The section with the smallest per-cent I would give a sample of 50 words.
This table shows that my hypothesis was wrong to the point that I thought The Sun would have had a bigger Sports section, by the Telegraph proved to have the biggest.
3. Max Lacome- Shaw
As well as this because of the Daily Mails small per-cant of Sports News, just 2%, if gave the Telegraph a 200 word sample.
I selected a stratified sample as follows:
I chose the newspaper with the lowest percentage value for Home News, which was the Daily Mail (21%) and selected a fifty-word sample from this. Then I calculated the other papers as follows:
The Daily Telegraph = 27% = 27/21 x 50= 64 words
The Sun = 22% =22/21 x 50 = 52 words
I repeated this process for Foreign News and Sports News results above. Using Random Number Button to Find a Random Sample, this is how I did it using my calculator:
Shift, Ran# = (Gives Random Number) x (Number of Words in Article)
Whatever number I obtained from this I rounded to the nearest integer. Example:
798 words in article
Random number = 0.375 x 798 = 299.25
= 299 (rounded)
In this case I chose the 299th word in the article and wrote it down with the number that the random number method chose for me. If by chance my process selected the same number more than once I ignored it and carried on. I repeated the process until I had chosen the required sample size. I then counted the length of each word and however many letters it had in it from the sample and listed the results in tally charts, on the next pages.
4. Max Lacome- Shaw
Once I had obtained all my tally tables I then converted my results into a cumulative frequency column, added on to the side of the tally tables. I did this by adding up the total number of letters in each word:
Example Daily Mail- Sports News:
3 + 14 = 17 (this answer would be my cumulative frequency number for three letters in a word) The ‘3’ here represents the total number of words with two letters in them and the other added up numbers of letters in words before it from the newspaper sample of the section, and the ‘14’ is the total number of words with three letters in the word from the sampled section.
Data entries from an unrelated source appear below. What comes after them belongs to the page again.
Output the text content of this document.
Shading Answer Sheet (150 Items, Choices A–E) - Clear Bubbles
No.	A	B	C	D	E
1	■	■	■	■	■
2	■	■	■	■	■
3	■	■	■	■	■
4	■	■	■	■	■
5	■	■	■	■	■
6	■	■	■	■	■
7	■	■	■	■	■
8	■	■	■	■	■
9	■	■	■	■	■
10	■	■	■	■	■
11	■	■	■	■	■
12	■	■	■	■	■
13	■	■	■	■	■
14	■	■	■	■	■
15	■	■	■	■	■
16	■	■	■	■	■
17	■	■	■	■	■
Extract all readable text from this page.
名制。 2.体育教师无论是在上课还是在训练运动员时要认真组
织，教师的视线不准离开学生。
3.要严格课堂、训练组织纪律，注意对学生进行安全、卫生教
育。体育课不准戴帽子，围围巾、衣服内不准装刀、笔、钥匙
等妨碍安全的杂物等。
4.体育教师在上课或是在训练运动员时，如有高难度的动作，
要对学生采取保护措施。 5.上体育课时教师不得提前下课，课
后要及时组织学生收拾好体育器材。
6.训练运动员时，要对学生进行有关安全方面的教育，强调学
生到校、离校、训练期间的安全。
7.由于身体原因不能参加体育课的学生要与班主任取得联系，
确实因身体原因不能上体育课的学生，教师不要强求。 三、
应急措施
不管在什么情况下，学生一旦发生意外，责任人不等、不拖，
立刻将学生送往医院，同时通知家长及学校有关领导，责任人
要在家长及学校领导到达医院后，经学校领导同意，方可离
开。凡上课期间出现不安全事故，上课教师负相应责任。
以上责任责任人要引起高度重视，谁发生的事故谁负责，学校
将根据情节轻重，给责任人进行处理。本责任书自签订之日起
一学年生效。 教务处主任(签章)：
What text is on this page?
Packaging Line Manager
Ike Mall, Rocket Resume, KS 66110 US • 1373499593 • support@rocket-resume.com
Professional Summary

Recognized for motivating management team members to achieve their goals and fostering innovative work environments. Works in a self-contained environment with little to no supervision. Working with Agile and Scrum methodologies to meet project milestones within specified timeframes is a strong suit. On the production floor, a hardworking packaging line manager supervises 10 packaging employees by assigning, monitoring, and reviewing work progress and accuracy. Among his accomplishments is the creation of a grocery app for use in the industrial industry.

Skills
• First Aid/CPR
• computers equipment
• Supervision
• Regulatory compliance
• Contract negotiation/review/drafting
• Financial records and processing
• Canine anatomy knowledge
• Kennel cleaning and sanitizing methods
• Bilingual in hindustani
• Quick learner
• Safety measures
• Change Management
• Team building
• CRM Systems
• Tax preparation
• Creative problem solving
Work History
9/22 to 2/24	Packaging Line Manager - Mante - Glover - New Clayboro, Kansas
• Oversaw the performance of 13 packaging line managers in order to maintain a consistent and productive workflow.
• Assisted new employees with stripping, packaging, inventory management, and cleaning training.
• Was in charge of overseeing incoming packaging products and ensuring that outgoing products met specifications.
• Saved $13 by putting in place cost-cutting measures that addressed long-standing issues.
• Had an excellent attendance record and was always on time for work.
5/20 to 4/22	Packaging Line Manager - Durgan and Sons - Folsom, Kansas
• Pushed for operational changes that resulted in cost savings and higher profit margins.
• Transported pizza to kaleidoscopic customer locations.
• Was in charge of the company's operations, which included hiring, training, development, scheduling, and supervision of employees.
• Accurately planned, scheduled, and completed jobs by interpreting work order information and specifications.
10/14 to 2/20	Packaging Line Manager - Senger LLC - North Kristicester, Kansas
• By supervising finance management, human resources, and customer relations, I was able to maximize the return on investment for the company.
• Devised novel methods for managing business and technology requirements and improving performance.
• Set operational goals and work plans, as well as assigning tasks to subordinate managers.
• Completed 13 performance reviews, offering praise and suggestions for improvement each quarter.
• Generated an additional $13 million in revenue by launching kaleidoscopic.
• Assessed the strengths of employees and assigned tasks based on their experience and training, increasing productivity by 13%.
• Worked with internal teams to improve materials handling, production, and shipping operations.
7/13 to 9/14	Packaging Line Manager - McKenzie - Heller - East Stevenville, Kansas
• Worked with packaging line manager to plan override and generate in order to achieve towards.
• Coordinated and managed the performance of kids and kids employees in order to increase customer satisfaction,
34 + 7 = 41 (this answer would be my cumulative frequency number for seven letters in a word) The ‘34’ here represents the total number of words with six letters in them and the other added up numbers of letters in words before it from the newspaper sample of the section, and the ‘7’ is the total number of words with seven letters in the word from the sampled section.
From this I was able to make cumulative frequency graphs of all the three sections from the three newspapers, as show on the next pages.
5. Max Lacome- Shaw
On these cumulative frequency graphs I have plotted the median: This is half of the total number of cumulative results from the tally tables, lower quartile: this is ¼ or a quarter of the total number of cumulative results from the tally tables, and the upper quartile: this is ¾ or three quarters of the total number of cumulative results from the tally tables. From these upper quartiles, lower quartile and medians I was able to plot a pictorial way of looking at my results this is called box and whisker diagrams or box plots, as show on the next pages.
6. Max Lacome- Shaw
These box and whisker diagrams show that:
In the ‘Home News’: The Sun and the Daily Mail had an almost identical difference between upper and lower quartiles although the Daily Mail did have a higher difference between them, this means that on average from the sample the Daily Mail had longer words. Unexpectedly the Telegraph seemed to have a lower median of letters in a word than either of the Daily Mail or The Sun, this means that The Sun and the Daily Mail had longer words on average than the Telegraph, which was unexpected because due to my hypothesis the Telegraph should have had longer word length than either of the other two due to its broadsheet expected audience. Although The Sun did have a higher median of words than the Telegraph the Telegraph did have however a higher upper quartile than The Sun, this means that the Telegraph did have longer words just not enough of them. The Daily Mail out of the three had the highest median and the highest upper quartile, this means that it had higher number of letters in a word and it also had the most number of higher letters in a word. All three newspapers also had the same difference of numbers of letters in words, this means that they all started off at one number of letters in a word and ended at ten numbers of letters in a word.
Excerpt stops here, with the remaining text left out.